A estranha mania de bajular

12 08 2010

Observando o comportamento da mídia nacional – em suas manifestações de desenfreada parcialidade e partidarização, a despeito de uma cínica defesa da imparcialidade, neutralidade e democracia/liberdade – não tem como não culpar o Governo Lula e o PT pela manutenção de uma mesmice no que diz respeito aos meios de comunicação. Depois reclamam do tratamento que o Jornal Nacional, que a Veja, que a Globo e que o escambau destina ao veicular informações, ao manipular notícias e dados, ao entrevistar quem tenha qualquer vínculo ou relação com o Governo Federal.
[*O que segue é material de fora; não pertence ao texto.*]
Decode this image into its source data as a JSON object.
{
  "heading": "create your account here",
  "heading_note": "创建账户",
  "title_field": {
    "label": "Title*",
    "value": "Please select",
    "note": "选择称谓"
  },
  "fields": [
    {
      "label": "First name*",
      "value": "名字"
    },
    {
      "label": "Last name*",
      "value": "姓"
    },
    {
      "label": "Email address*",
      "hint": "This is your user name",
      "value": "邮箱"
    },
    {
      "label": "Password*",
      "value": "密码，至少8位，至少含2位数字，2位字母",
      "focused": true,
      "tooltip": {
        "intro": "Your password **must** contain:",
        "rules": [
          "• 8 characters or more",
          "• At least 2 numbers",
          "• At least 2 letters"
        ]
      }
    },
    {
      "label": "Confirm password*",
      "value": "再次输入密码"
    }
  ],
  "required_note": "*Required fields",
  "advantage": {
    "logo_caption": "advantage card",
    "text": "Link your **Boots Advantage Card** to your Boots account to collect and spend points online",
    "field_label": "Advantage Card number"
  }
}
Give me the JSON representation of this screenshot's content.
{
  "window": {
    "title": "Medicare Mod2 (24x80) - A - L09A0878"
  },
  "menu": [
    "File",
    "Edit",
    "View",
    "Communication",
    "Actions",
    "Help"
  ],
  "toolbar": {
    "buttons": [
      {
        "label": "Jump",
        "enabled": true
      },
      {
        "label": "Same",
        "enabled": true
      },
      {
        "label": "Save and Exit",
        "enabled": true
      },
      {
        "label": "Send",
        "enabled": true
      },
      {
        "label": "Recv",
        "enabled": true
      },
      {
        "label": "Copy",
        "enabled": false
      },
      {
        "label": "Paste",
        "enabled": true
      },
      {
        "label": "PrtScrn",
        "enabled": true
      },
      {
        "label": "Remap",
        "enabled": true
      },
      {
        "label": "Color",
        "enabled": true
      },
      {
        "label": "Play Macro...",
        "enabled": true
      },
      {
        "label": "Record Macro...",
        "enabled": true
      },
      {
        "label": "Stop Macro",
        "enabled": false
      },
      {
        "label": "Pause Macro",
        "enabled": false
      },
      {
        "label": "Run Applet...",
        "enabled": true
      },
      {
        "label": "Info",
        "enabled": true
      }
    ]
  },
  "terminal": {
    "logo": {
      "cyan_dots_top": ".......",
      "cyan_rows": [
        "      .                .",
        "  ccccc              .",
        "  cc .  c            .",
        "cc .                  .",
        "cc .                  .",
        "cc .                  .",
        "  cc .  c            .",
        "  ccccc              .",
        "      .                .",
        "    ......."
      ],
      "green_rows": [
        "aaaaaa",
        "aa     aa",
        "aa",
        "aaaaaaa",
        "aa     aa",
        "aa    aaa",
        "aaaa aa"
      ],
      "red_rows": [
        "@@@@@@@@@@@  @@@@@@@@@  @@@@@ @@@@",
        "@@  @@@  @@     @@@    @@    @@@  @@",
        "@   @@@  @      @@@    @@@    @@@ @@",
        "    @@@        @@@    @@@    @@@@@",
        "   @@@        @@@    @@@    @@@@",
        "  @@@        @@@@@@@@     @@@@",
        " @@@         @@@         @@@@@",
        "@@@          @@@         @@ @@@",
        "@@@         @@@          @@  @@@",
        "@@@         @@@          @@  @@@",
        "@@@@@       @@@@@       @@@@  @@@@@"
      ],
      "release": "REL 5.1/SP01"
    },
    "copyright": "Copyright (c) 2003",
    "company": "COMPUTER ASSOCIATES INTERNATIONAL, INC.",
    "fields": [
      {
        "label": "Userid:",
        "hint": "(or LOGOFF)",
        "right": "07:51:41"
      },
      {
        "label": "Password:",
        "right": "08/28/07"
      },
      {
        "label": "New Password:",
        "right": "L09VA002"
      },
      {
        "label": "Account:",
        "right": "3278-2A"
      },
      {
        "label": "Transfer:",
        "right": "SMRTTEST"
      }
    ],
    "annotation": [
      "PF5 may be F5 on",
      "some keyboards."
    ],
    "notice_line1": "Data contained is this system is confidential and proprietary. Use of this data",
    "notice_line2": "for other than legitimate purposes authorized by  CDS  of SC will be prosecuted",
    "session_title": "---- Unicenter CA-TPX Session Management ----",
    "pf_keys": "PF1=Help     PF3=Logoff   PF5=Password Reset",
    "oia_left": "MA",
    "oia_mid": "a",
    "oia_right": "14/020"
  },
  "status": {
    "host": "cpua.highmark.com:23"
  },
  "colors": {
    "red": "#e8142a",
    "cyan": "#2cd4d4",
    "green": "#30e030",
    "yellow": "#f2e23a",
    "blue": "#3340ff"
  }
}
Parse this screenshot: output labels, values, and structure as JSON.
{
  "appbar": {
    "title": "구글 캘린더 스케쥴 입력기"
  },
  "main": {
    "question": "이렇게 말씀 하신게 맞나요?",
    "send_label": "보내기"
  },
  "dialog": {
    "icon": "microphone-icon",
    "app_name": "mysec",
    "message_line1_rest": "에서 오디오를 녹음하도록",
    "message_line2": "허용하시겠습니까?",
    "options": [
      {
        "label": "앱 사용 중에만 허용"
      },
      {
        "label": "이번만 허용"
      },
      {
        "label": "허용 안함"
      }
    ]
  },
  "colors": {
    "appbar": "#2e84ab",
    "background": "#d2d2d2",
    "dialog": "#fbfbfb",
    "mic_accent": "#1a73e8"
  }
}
Todos nós desejávamos que os deuses petistas tivessem aprendido que não adianta bajular, puxar o saco e babar os ovos dos donos da verdade. Mesmo tendo assumido, governado e reinado em municípios, estados e mesmo em nível federal, a verdade é que os petistas são sábios demais para aprender com os próprios erros e ególatras demais para ver os erros alheios e deles tirar lições.
Trata-se de algo doentio em termos de PT – e num certo sentido, algo que se repete em termos de PSB, PDT e outras siglas do consórcio amplo do chamado campo popular e democrático. A verdade é que os salamaleques dos poderosos, suas roupas bem cortadas, suas secretárias sempre obsequiosas, os presentes e cortesias acabam servindo para embotar a realidade e quando chegam ao poder – qualquer nível de poder e isso se dá também em boa parte dos sindicatos e mesmo na CUT se observa a obtuosidade com que a comunicação é tratada – deixam do lado de fora, de preferência na lata de lixo mais próxima, qualquer esboço ou idéia de fortalecer os meios e mecanismos alternativos de comunicação. Parece que existe o medo de ver algo surgir sem que possam manipular, usar ou assumir a ‘paternidade’.
Em lugar de ter uma política de fortalecimento de meios de comunicação alternativos, fomentar a criação de novas redes e assim quebrar a hegemonia da informação que é usada para a desinformação sistemática, percebe-se que os partidos ‘das esquerdas’ optam por se iludir, pensando que os empresários trocarão de lado pelo dinheiro. Ou abandonarão suas arcaicas e carcomidas ideologias em troca de uma visão de mundo coletiva.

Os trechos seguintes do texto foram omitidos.